The anchors of this route have been extended and it has a few more than 6 bolts, it certainly seems like one of the longest/tallest routes I've climbed in Malibu now. The new extension seems a bit sharp and chossy in places, but all the holds I used on it seemed ok and the upper section is kind of cool to climb in. I think both the climber and the belay need to pay attention in case that upper section isn't all that stable, it would be a shame if something came off and hurt someone. Overall - one of my now more favorite routes out there due the length and the fun of that upper section.
From: Los Angeles, CA
Sep 30, 2013

I agree with Michael. The picture currently displayed shows the anchors after 3 bolts, but those no longer exist. 8 draws are now needed before moving into 3-4 fixed chain draws and then anchors.

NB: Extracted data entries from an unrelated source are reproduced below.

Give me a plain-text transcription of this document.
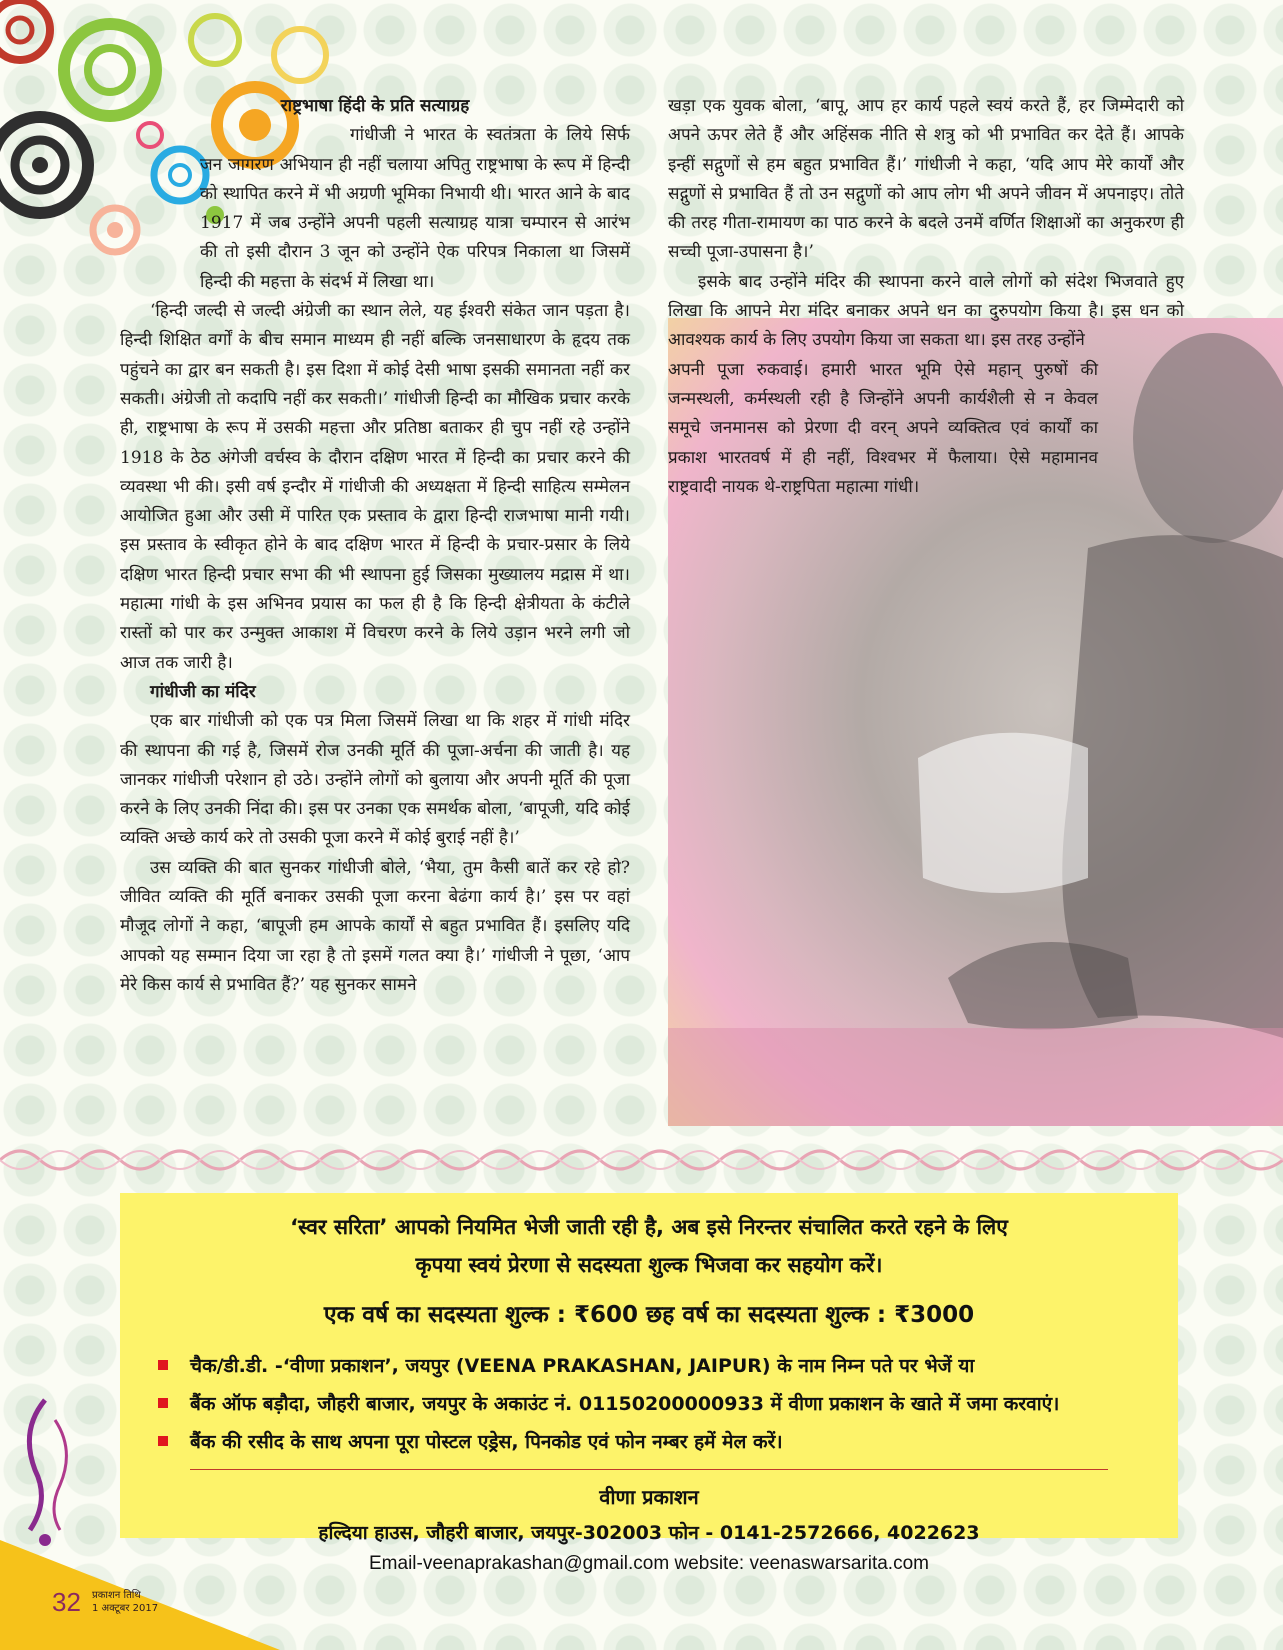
राष्ट्रभाषा हिंदी के प्रति सत्याग्रह

गांधीजी ने भारत के स्वतंत्रता के लिये सिर्फ जन जागरण अभियान ही नहीं चलाया अपितु राष्ट्रभाषा के रूप में हिन्दी को स्थापित करने में भी अग्रणी भूमिका निभायी थी। भारत आने के बाद 1917 में जब उन्होंने अपनी पहली सत्याग्रह यात्रा चम्पारन से आरंभ की तो इसी दौरान 3 जून को उन्होंने ऐक परिपत्र निकाला था जिसमें हिन्दी की महत्ता के संदर्भ में लिखा था।

‘हिन्दी जल्दी से जल्दी अंग्रेजी का स्थान लेले, यह ईश्वरी संकेत जान पड़ता है। हिन्दी शिक्षित वर्गों के बीच समान माध्यम ही नहीं बल्कि जनसाधारण के हृदय तक पहुंचने का द्वार बन सकती है। इस दिशा में कोई देसी भाषा इसकी समानता नहीं कर सकती। अंग्रेजी तो कदापि नहीं कर सकती।’ गांधीजी हिन्दी का मौखिक प्रचार करके ही, राष्ट्रभाषा के रूप में उसकी महत्ता और प्रतिष्ठा बताकर ही चुप नहीं रहे उन्होंने 1918 के ठेठ अंगेजी वर्चस्व के दौरान दक्षिण भारत में हिन्दी का प्रचार करने की व्यवस्था भी की। इसी वर्ष इन्दौर में गांधीजी की अध्यक्षता में हिन्दी साहित्य सम्मेलन आयोजित हुआ और उसी में पारित एक प्रस्ताव के द्वारा हिन्दी राजभाषा मानी गयी। इस प्रस्ताव के स्वीकृत होने के बाद दक्षिण भारत में हिन्दी के प्रचार-प्रसार के लिये दक्षिण भारत हिन्दी प्रचार सभा की भी स्थापना हुई जिसका मुख्यालय मद्रास में था। महात्मा गांधी के इस अभिनव प्रयास का फल ही है कि हिन्दी क्षेत्रीयता के कंटीले रास्तों को पार कर उन्मुक्त आकाश में विचरण करने के लिये उड़ान भरने लगी जो आज तक जारी है।

गांधीजी का मंदिर

एक बार गांधीजी को एक पत्र मिला जिसमें लिखा था कि शहर में गांधी मंदिर की स्थापना की गई है, जिसमें रोज उनकी मूर्ति की पूजा-अर्चना की जाती है। यह जानकर गांधीजी परेशान हो उठे। उन्होंने लोगों को बुलाया और अपनी मूर्ति की पूजा करने के लिए उनकी निंदा की। इस पर उनका एक समर्थक बोला, ‘बापूजी, यदि कोई व्यक्ति अच्छे कार्य करे तो उसकी पूजा करने में कोई बुराई नहीं है।’

उस व्यक्ति की बात सुनकर गांधीजी बोले, ‘भैया, तुम कैसी बातें कर रहे हो? जीवित व्यक्ति की मूर्ति बनाकर उसकी पूजा करना बेढंगा कार्य है।’ इस पर वहां मौजूद लोगों ने कहा, ‘बापूजी हम आपके कार्यों से बहुत प्रभावित हैं। इसलिए यदि आपको यह सम्मान दिया जा रहा है तो इसमें गलत क्या है।’ गांधीजी ने पूछा, ‘आप मेरे किस कार्य से प्रभावित हैं?’ यह सुनकर सामने

खड़ा एक युवक बोला, ‘बापू, आप हर कार्य पहले स्वयं करते हैं, हर जिम्मेदारी को अपने ऊपर लेते हैं और अहिंसक नीति से शत्रु को भी प्रभावित कर देते हैं। आपके इन्हीं सद्गुणों से हम बहुत प्रभावित हैं।’ गांधीजी ने कहा, ‘यदि आप मेरे कार्यों और सद्गुणों से प्रभावित हैं तो उन सद्गुणों को आप लोग भी अपने जीवन में अपनाइए। तोते की तरह गीता-रामायण का पाठ करने के बदले उनमें वर्णित शिक्षाओं का अनुकरण ही सच्ची पूजा-उपासना है।’

इसके बाद उन्होंने मंदिर की स्थापना करने वाले लोगों को संदेश भिजवाते हुए लिखा कि आपने मेरा मंदिर बनाकर अपने धन का दुरुपयोग किया है। इस धन को आवश्यक कार्य के लिए उपयोग किया जा सकता था। इस तरह उन्होंने

अपनी पूजा रुकवाई। हमारी भारत भूमि ऐसे महान् पुरुषों की जन्मस्थली, कर्मस्थली रही है जिन्होंने अपनी कार्यशैली से न केवल समूचे जनमानस को प्रेरणा दी वरन् अपने व्यक्तित्व एवं कार्यों का प्रकाश भारतवर्ष में ही नहीं, विश्वभर में फैलाया। ऐसे महामानव राष्ट्रवादी नायक थे-राष्ट्रपिता महात्मा गांधी।

‘स्वर सरिता’ आपको नियमित भेजी जाती रही है, अब इसे निरन्तर संचालित करते रहने के लिए
कृपया स्वयं प्रेरणा से सदस्यता शुल्क भिजवा कर सहयोग करें।
एक वर्ष का सदस्यता शुल्क : ₹600 छह वर्ष का सदस्यता शुल्क : ₹3000
चैक/डी.डी. -‘वीणा प्रकाशन’, जयपुर (VEENA PRAKASHAN, JAIPUR) के नाम निम्न पते पर भेजें या
बैंक ऑफ बड़ौदा, जौहरी बाजार, जयपुर के अकाउंट नं. 01150200000933 में वीणा प्रकाशन के खाते में जमा करवाएं।
बैंक की रसीद के साथ अपना पूरा पोस्टल एड्रेस, पिनकोड एवं फोन नम्बर हमें मेल करें।
वीणा प्रकाशन
हल्दिया हाउस, जौहरी बाजार, जयपुर-302003 फोन - 0141-2572666, 4022623
Email-veenaprakashan@gmail.com website: veenaswarsarita.com
32 प्रकाशन तिथि
1 अक्टूबर 2017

It isn't that chossy/sharp, and the belayer is protected on that section because of the overhang. Pretty cool upper section, very steep. I'm saying more in the 11c range compared to the surrounding climbs.
By Chris Bracamonte
Jan 31, 2014

Fun extension to an already fun kathmandu. Choss is pretty bad in the chimney. My friend stemmed out to the right side and a basketball sized chunk broke off and almost landed on the belayer and other climbers waiting to climb. Just wanted to throw some extra caution to the wind about this route to avoid any potential disasters.
By Ancent
From: Reno, NV
Oct 4, 2015
rating: 5.11a 6c 22 VII+ 22 E3 5c

Great because of its length. The second half, above the choss, is fun and airy. The middle section is a danger zone. We saw someone else's follower kicking down huge rocks--the belayed had to hide in the cave. Be careful!